Om het stof dat mijlpalen maakt te renderen, werkte het team in Computer Animation Production System. CAPS was een nieuw digitaal inkt- en verfsysteem, ontworpen door Disney en Pixar om het kleurproces te stroomlijnen, en technieken te introduceren als transparante schaduwen, onbeperkte kleuren, en ja, ondoorzichtigheid, die zich perfect leenden voor stof. Disney gebruikte CAPS in speelfilms sinds The Little Mermaid uit 1989, maar produceerde The Rescuers Down Under uit 1990 volledig met het systeem, waarmee het de eerste film was die volledig digitaal werd geanimeerd. CAPS bleef in gebruik tot 2004’s Home on the Range en Disney’s overstap naar CG-animatie.
Tijdens het beschrijven van de creatie van een stofwolk, legt Fullmer de fijne kneepjes van het proces uit.
De contouren van de wolk waren één ding – golvende vormen die bijvoorbeeld Mulan ook had als het om stof ging – maar dit stof was niet zomaar een vaste vorm; er waren andere configuraties onder nodig om het een dimensie te geven. De wolk zou worden geschilderd om hem in de scène te integreren, en hij zou ook worden vervaagd en verschillende niveaus van ondoorzichtigheid krijgen.

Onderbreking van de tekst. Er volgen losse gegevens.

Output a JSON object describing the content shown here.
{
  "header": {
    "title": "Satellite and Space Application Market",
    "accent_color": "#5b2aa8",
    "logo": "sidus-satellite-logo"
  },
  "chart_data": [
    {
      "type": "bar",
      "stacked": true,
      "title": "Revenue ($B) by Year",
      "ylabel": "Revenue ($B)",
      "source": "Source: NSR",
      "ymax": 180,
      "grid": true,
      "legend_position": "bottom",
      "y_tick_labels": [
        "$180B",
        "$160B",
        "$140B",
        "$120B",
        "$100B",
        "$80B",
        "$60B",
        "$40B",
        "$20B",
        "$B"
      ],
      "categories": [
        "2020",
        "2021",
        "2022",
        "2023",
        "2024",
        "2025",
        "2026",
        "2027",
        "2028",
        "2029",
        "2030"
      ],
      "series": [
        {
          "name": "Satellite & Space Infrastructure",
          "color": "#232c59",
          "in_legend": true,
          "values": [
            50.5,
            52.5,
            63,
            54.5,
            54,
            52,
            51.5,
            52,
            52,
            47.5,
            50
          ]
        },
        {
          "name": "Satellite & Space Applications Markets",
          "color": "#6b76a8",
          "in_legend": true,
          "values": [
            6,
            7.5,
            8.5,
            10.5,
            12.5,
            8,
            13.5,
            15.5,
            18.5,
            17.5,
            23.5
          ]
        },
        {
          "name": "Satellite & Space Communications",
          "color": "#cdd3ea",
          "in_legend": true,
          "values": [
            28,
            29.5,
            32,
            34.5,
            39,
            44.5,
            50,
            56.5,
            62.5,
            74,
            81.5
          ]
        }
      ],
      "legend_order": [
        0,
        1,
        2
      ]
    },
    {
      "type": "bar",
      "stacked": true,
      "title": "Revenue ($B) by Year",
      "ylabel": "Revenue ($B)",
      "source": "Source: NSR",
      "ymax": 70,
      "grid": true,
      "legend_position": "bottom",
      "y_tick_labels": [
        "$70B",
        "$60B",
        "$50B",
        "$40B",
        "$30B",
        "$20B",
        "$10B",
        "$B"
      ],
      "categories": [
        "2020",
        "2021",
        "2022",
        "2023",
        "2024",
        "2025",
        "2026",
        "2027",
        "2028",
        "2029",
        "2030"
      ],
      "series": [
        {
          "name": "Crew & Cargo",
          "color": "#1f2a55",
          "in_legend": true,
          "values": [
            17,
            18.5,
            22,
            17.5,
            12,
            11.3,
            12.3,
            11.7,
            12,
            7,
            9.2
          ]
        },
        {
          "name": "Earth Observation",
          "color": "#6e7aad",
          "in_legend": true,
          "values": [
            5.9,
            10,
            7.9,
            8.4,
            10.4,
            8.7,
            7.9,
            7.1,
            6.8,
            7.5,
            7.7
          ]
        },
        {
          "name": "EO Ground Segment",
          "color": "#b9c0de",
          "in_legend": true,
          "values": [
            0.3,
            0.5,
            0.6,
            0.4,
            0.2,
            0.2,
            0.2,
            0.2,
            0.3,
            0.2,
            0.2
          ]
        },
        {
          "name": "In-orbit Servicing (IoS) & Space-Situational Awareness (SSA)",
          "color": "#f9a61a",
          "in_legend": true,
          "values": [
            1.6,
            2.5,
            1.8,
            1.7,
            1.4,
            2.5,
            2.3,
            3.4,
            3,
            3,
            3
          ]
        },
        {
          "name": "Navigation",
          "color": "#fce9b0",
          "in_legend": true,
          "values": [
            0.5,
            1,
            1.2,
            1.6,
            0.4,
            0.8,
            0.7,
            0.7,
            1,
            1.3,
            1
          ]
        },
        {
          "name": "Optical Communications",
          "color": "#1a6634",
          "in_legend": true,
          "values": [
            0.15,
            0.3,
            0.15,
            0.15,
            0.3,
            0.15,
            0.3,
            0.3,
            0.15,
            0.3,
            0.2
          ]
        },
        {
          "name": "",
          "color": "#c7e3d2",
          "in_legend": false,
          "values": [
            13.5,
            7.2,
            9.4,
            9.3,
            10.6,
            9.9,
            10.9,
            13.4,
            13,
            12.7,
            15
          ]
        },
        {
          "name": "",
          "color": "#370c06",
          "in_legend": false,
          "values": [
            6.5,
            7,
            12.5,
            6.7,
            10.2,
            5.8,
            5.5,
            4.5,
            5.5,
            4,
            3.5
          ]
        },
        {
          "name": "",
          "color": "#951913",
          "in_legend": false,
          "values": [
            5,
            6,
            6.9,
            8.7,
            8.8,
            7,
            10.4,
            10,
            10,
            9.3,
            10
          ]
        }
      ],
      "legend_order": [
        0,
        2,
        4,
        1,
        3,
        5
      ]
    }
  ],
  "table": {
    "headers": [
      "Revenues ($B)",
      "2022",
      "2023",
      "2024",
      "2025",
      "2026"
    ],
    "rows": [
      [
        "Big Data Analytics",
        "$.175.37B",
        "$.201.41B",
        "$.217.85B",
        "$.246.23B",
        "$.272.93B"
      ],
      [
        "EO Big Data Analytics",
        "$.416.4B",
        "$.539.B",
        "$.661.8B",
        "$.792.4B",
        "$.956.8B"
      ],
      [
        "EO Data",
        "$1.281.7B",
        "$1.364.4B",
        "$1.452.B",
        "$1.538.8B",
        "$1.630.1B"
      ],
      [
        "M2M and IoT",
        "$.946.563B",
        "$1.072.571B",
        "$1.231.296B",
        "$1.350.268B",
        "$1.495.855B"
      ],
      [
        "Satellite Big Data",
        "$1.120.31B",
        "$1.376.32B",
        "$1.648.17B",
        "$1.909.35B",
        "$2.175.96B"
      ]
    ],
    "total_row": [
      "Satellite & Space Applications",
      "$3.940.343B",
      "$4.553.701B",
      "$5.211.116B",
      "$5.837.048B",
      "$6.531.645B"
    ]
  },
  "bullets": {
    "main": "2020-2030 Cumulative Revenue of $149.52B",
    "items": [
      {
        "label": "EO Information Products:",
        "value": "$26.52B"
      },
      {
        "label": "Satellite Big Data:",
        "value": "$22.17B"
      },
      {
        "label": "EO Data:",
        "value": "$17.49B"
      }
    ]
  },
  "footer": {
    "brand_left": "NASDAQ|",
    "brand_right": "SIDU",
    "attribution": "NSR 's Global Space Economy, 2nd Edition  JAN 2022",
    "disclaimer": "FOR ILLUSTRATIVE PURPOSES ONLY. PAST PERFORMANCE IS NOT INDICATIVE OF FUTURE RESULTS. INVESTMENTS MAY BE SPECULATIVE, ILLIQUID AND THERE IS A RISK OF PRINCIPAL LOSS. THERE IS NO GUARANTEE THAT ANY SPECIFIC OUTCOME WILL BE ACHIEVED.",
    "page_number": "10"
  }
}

“Een stofwolk wordt zacht, en je voegt er ook ondoorzichtigheden aan toe,” zegt Fullmer. “Zoals in de stormloop, of wanneer je onthult dat Mufasa is gedood of zoiets, begin je misschien met een scène waarin het stof behoorlijk ondoorzichtig is omdat het een onthulling is. Dat kan een lichte transparantie zijn, maar misschien is het bijna 90% ondoorzichtig. En naarmate de scène vordert, laat je het vervliegen, dan ga je geleidelijk over naar, ongeveer, 20%. Het stof is er nog steeds als atmosfeer, maar je kunt nu zien wat er net heeft plaatsgevonden.”
Het creëren van het stof in The Lion King was zowel een opdracht voor een speelfilm als een stap voorwaarts voor Disney’s hele operatie. Santoro zegt dat rond die tijd, er een push was bij het bedrijf om enorme middelen van CG-effecten te creëren.
“Het eenvoudige spul werd 3D omdat ze bibliotheken aan het bouwen waren, al dat spul,” zegt Santoro. “We waren niet de eerste film die CG gebruikte, maar we stonden aan het begin ervan. Naarmate de tijd verstreek, kwam er steeds meer bij. Ze deden er meer van in Pocahontas, ze deden er meer van in Hunchback of Notre Dame – de publieksscènes in Hunchback zijn 3D.”
In een wereld die wordt bevolkt door Disney’s 3D-geanimeerde films – Frozen 2 op weg in november, samen met het nieuwste Pixar-aanbod dat in 2020 naar de bioscoop gaat, en natuurlijk de “live-action” Lion King van deze week – grijpt de gnoe-scène terug naar een tijd waarin films meestal werden gemaakt via handgetekende animatie, en computergraphics dienden om een 2D-wereld te verbeteren, en probeerden erin te passen in plaats van het over te nemen.
“We bevonden ons nog steeds in een vrijwel 2D-geanimeerde wereld, met uitzondering van de stampede,” zegt Fullmer, eraan toevoegend, “wat geen slechte zaak is. Ik hou van het uiterlijk ervan. Er was een zoete kwaliteit over animatie die een beetje verloren is gegaan.”
Het stof in The Lion King kwam aanwaaien tijdens een overgangsperiode, toen Disney en andere ontluikende animatiestudio’s computer graphics omarmden en integreerden. Een jaar na The Lion King debuteerde Pixar met zijn eerste CG-geanimeerde film, Toy Story. Vierentwintig jaar later zou Disney een Lion King remake produceren die volledig in fotorealistische CG-animatie werd uitgevoerd. Het stof van The Pride Lands – en het drama waarop het neerdwarrelde – was een sleutelmoment in de moderne animatiegeschiedenis. Wat misschien de moeite waard is om toe te voegen aan de Disney Wiki pagina.